From some time now I'm getting very low performance in my infra and I'm looking for a way to confirm that what is lacking the performance are disks. In any other systems keeping iowait monitored and under control would be enough, but I don't think this is true for Splunk. Not always at least. In my case, global cpu use is under 80%, free RAM enough and indexers iowait is always under 1, that's why I cannot understand why some queues are full even when there are more resources to be used.
But, what came up to me is that IOWait under 1 is way too low compared to other params and something different from expected for me was happening. So I straced for a while the Splunk process and all its childs and what I got was these are waiting (futex and epoll_wait) for something to happen up to 93% of the total run time!! I think it's waiting for an IO operation chance but and, this is important, this chance is being controlled by Splunk and not by the kernel (Splunk is not trying to open a file until some condition) and that's why IO is very low even when performance and other resource usage are low too.
My questions here are:
1. Is this statement true? If so, when will a Splunk indexer OS will show high IOWait under any circumstances?
2. Does Full queues always imply low disk performance?
3. Is there any configuration tweak I can do?
4. Which params to monitor in a Splunk system in terms of IO performance? In these terms, are queue fill up percentage something like iowait?
-- 2. Does Full queues always imply low disk performance?
Are you referring to the indexer queues? If so, these memory based queues compensate for I/O bottleneck by storing the data in memory. The default queues are tiny, and most likely you should increase them.
How large are they?
Indexing only uses about 4 procs per pipeline (essentially 1 proc per queue). Therefore, looking at global CPU may not be a good measure. It is certainly possible to be CPU bound in the indexing pipeline, but is also common to be I/O bound. What filesystem is in use? I have seen some "unfavorable" results with some versions of XFS, which were improved by upgrading OS or moving to EXT4 (preferred). But as others have suggested, insure THP is disabled, and make sure ulimits are sufficient.
I have enabled 2 pipelines, so 8 procs perinstance. If so. where does it comes from all the other procs? ps aux | grep -i splunk | wc -l gives me something over 800...
And yes, we are using ext4.
My questions is simpler than this... How can I be sure I'm having low disk performance if I have no iowait?
So iowait or nmon is reporting the disk busk busy % as under 1%? That seems unusually low, I see ~5% on really fast disks...(although perhaps you have faster disks/less data).
Also how much data per indexer is coming in? There are limits as to how much each indexer will be able to take before you start seeing some kind of issue.
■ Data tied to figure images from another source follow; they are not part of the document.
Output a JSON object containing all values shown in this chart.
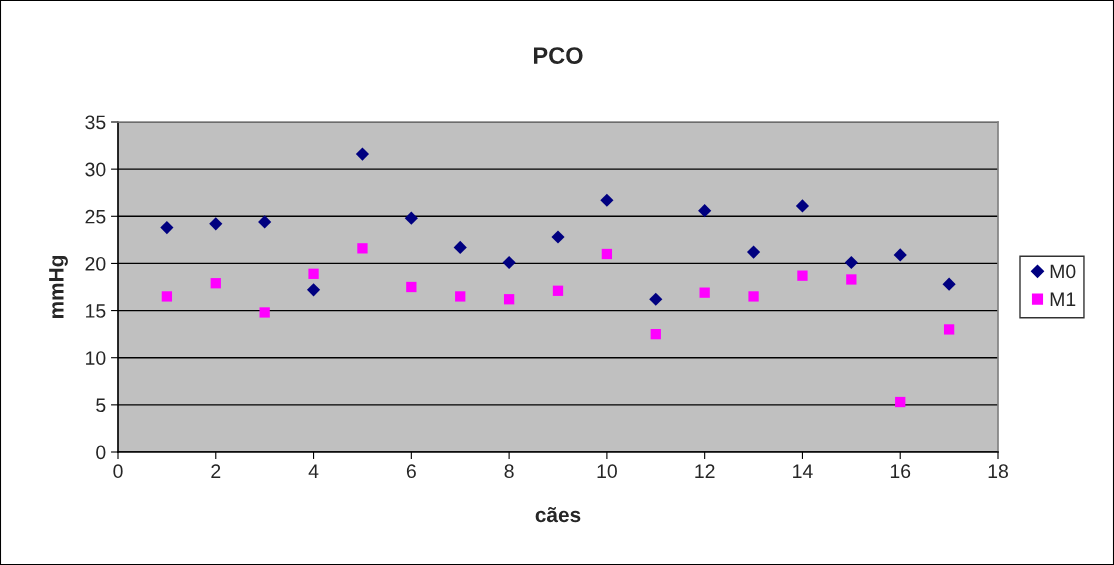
{
  "chart_data": {
    "type": "scatter",
    "title": "PCO",
    "xlabel": "cães",
    "ylabel": "mmHg",
    "x": [
      1,
      2,
      3,
      4,
      5,
      6,
      7,
      8,
      9,
      10,
      11,
      12,
      13,
      14,
      15,
      16,
      17
    ],
    "series": [
      {
        "name": "M0",
        "color": "#000080",
        "marker": "diamond",
        "values": [
          23.8,
          24.2,
          24.4,
          17.2,
          31.6,
          24.8,
          21.7,
          20.1,
          22.8,
          26.7,
          16.2,
          25.6,
          21.2,
          26.1,
          20.1,
          20.9,
          17.8
        ]
      },
      {
        "name": "M1",
        "color": "#ff00ff",
        "marker": "square",
        "values": [
          16.5,
          17.9,
          14.8,
          18.9,
          21.6,
          17.5,
          16.5,
          16.2,
          17.1,
          21.0,
          12.5,
          16.9,
          16.5,
          18.7,
          18.3,
          5.3,
          13.0
        ]
      }
    ],
    "xlim": [
      0,
      18
    ],
    "xticks": [
      0,
      2,
      4,
      6,
      8,
      10,
      12,
      14,
      16,
      18
    ],
    "ylim": [
      0,
      35
    ],
    "yticks": [
      0,
      5,
      10,
      15,
      20,
      25,
      30,
      35
    ],
    "grid": "y",
    "legend": "right"
  }
}
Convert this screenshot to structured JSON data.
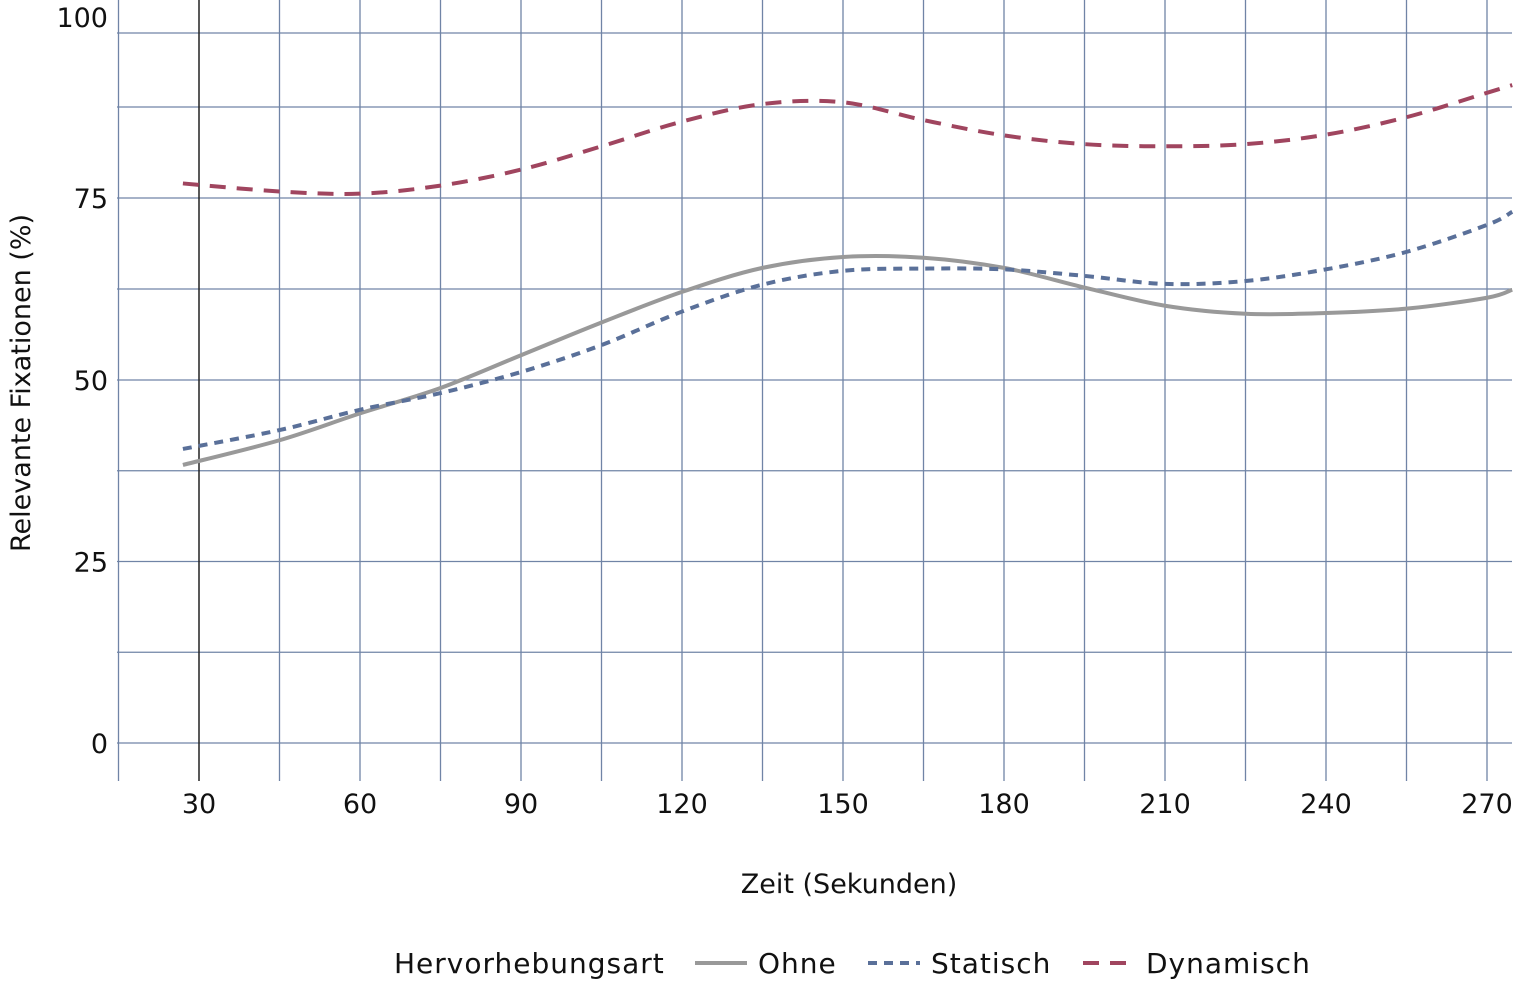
{
  "chart_data": {
    "type": "line",
    "title": "",
    "xlabel": "Zeit (Sekunden)",
    "ylabel": "Relevante Fixationen (%)",
    "xlim": [
      14.7,
      274.7
    ],
    "ylim": [
      0,
      100
    ],
    "xticks": [
      30,
      60,
      90,
      120,
      150,
      180,
      210,
      240,
      270
    ],
    "yticks": [
      0,
      25,
      50,
      75,
      100
    ],
    "grid": true,
    "legend": {
      "title": "Hervorhebungsart",
      "placement": "bottom"
    },
    "x": [
      27,
      45,
      60,
      75,
      90,
      105,
      120,
      135,
      150,
      165,
      180,
      195,
      210,
      225,
      240,
      255,
      270,
      274.7
    ],
    "series": [
      {
        "name": "Ohne",
        "color": "#999999",
        "dash": "solid",
        "values": [
          38.3,
          41.7,
          45.4,
          48.9,
          53.4,
          57.9,
          62.1,
          65.4,
          66.9,
          66.8,
          65.4,
          62.7,
          60.2,
          59.1,
          59.2,
          59.8,
          61.3,
          62.4
        ]
      },
      {
        "name": "Statisch",
        "color": "#5a7099",
        "dash": "short",
        "values": [
          40.5,
          43.1,
          45.9,
          48.2,
          51.1,
          54.8,
          59.4,
          63.1,
          65.0,
          65.3,
          65.2,
          64.3,
          63.2,
          63.6,
          65.2,
          67.6,
          71.3,
          73.1
        ]
      },
      {
        "name": "Dynamisch",
        "color": "#a0455f",
        "dash": "long",
        "values": [
          77.0,
          75.9,
          75.6,
          76.7,
          78.9,
          82.1,
          85.5,
          88.0,
          88.3,
          85.7,
          83.6,
          82.4,
          82.1,
          82.4,
          83.7,
          86.1,
          89.9,
          91.2
        ]
      }
    ]
  }
}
Finally, have you changed the queue sizes at all? (Just curious)
Just a thought - what OS?
We see something very similar, and think we have tracked it down to THP. I am waiting for a change to go through which I hope will make a dramatic improvement.
ideally your looking for
if it says anything else, it might be worth investigating.
We have been getting painfully slow results on some searches, so we have been on a witch hunt for the culprit (after stringing up users with poor searches, and removing rt search from the worst offenders)
They WILL learn! We started looking at Storage, & system resources. We thought THP was disabled, but turns out not to be the case, (and what do you know - we are on exactly the same OS as detailed here: https://docs.splunk.com/Documentation/Splunk/7.0.0/ReleaseNotes/SplunkandTHP). we also have some low nproc and filehandle limits, so we are adjusting them too. I have my fingers crossed that it helps as much as the article suggests, but we will see!
It seems we are going throught the very same issue and conclusions. Our nproc limit was increased in the indexing layer and we didn't get a huge performance improve... almost any. Have you tried using strace to check out syscall statistics? I could be really helpful. As I said, 93% of our CPU time in an indexer was wasted waiting... and still there were resources to be used.
strace -y -tt -T -f -c -p [splunkd_parent_pid]
I used pstree -p to figure out splunkd parent pid...
Hope it helps!
I presume you mean the first child process (rather than the root parent).
Its the first child which spawns the search jobs, so running some of my problematic searches against that pid, I am seeing 80%+ for epoll_wait.
I'm not qualified to say if that is good/bad but it sounds broadly consistent with yours.